Joe Biden now has a chance to buck history’s tide. Two white women have been nominated for vice president, Geraldine Ferraro in 1984 and Sarah Palin in 2008. If I were advising Biden strictly along electoral guidelines, I would tell him the governor of Michigan, Gretchen Whitmer, or Sen. Tammy Baldwin of Wisconsin would make great choices. They both would likely bring key electoral states that Trump carried in 2016 into his column on Election Day.
But Sen. Kamala Harris, who wouldn’t get him anything electorally, would deliver something Biden must have in 2020: the intense and energized black vote that eluded Hillary Clinton in 2016. She is a member of Alpha Kappa Alpha Sorority Inc. (which is also my sorority and we have a powerful army of more than 300,000 members worldwide to help her raise money and be foot soldiers on the ground). Another strong choice electorally and along color lines is Florida Rep. Val Demings, who served as a House impeachment manager during the Trump impeachment. She too could produce that excitement, and help Biden compete for Florida, a state that Trump can’t afford to lose.
Some may ask why I don’t include Stacey Abrams here. One big reason: She has not been vetted nationally by a nosy, aggressive and often rough national press corps. Harris, Demings, and other possible candidates mentioned are federal office holders. They have been vetted. Biden has made clear he wants no hiccups or surprises.
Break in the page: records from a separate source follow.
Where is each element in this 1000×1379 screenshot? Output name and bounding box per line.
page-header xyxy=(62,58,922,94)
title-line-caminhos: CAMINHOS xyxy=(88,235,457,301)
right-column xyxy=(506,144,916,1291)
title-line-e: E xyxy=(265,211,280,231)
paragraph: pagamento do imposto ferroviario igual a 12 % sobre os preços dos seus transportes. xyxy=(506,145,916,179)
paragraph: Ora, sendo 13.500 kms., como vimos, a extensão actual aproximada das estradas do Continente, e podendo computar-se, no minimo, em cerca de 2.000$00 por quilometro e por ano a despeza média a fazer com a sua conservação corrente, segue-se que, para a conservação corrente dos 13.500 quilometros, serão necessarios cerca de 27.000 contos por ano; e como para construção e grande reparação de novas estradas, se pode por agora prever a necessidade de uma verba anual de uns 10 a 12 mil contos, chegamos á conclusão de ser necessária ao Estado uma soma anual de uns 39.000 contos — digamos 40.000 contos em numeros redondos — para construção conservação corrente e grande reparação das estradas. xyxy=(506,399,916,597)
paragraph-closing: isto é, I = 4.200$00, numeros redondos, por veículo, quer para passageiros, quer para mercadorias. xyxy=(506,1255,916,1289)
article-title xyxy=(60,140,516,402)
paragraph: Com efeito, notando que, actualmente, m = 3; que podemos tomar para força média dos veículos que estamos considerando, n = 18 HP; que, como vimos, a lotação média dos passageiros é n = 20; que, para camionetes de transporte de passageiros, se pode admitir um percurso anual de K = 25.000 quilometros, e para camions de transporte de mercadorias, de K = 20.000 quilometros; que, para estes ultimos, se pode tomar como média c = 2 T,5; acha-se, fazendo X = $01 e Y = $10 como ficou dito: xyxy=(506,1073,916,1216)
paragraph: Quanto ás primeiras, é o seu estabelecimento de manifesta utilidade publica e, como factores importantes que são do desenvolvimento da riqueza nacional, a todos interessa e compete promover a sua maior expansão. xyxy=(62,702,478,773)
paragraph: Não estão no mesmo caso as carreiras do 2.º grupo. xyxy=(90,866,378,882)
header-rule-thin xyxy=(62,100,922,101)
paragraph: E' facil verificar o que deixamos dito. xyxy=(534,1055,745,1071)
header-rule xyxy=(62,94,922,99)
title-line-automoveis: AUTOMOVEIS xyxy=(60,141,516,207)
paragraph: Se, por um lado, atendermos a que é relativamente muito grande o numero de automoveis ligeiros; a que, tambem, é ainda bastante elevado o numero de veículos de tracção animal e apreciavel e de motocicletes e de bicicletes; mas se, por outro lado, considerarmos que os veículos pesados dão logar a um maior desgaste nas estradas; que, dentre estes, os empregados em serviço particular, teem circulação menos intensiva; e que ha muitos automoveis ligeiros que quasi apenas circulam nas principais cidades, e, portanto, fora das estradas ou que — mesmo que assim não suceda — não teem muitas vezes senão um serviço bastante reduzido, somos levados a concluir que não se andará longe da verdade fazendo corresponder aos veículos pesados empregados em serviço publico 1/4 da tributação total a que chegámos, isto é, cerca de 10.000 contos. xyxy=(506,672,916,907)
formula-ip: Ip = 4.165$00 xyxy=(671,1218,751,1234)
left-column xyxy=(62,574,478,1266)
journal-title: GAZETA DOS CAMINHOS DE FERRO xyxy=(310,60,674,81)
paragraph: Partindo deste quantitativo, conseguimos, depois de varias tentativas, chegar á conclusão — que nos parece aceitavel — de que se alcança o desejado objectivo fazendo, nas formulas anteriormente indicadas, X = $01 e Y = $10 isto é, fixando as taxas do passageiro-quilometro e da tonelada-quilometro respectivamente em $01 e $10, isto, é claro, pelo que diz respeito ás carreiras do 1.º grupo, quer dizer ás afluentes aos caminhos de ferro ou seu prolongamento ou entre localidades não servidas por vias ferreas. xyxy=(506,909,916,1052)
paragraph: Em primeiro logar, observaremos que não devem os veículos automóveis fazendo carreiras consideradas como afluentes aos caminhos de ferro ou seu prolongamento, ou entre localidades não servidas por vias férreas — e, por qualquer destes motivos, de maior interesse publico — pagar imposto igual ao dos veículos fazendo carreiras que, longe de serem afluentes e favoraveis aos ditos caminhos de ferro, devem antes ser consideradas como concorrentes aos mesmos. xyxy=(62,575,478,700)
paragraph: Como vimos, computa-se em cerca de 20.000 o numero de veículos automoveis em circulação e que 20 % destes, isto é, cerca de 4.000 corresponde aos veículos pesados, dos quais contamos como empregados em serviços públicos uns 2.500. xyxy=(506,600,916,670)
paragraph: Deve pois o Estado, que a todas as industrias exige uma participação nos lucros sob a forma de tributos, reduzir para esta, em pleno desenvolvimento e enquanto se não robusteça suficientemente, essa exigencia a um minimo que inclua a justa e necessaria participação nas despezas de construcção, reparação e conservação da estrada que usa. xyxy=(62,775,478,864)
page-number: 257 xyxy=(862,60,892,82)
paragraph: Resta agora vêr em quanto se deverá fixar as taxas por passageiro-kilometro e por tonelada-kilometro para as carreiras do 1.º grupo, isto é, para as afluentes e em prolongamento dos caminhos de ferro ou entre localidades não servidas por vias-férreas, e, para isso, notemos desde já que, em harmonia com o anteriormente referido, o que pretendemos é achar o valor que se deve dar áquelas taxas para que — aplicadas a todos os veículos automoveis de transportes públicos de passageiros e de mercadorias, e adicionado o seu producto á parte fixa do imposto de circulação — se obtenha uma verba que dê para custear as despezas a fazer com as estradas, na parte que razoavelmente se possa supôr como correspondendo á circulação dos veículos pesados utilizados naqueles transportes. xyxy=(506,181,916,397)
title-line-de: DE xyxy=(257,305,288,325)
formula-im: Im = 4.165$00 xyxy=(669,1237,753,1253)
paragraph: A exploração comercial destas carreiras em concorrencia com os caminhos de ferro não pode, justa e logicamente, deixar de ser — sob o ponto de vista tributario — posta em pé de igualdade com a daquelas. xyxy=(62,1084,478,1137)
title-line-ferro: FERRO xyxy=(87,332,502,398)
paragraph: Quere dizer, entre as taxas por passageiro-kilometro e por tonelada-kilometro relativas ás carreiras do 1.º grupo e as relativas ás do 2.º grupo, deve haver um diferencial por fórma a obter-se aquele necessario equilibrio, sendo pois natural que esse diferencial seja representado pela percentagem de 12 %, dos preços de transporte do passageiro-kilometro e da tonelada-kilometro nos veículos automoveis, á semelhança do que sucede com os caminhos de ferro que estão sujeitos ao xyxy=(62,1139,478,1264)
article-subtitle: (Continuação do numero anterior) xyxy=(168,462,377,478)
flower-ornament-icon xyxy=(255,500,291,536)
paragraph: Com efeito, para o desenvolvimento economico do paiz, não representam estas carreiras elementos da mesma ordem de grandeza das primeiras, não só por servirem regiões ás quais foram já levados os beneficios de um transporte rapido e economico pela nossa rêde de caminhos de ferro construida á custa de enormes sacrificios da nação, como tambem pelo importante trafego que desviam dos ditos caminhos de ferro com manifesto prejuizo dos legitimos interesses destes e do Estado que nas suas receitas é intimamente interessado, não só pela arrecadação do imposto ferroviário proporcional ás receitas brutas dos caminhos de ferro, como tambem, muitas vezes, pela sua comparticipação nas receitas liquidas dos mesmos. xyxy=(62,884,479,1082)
And a 43-year-old woman of color, who currently holds no public office and lost her only statewide race, would be a big leap for the country to accept as someone ready for the presidency on day one.
In 2016, Hillary Clinton was ahead in the national polls, and yet she did not turn out the Obama coalition in sufficient numbers in part because black turnout in key states like Michigan and Pennsylvania wasn’t strong enough.
Biden, who has pledged to nominate a woman as his running mate and a black woman as a justice, knows there is no path to the White House for a Democrat without strong black turnout.
He needs a black woman as his running mate. Why? Because black women are the core of the Democratic base, the party’s most loyal voters. And as Harris made clear in her final debate performance this year, the Democratic Party must stop taking black women voters for granted.
Whether it’s Harris or Demings, Biden needs a smart, strong, loyal, and tough sister by his side. It is the Obama 2008 ticket in reverse. Only this time Biden will be at the top, and he has a chance to change history’s trajectory by putting a tested and trusted black woman in his No. 2 slot—thus setting her up for the best shot a woman has ever had of becoming president in either 2024 if Biden does not run again or in 2028 after two terms.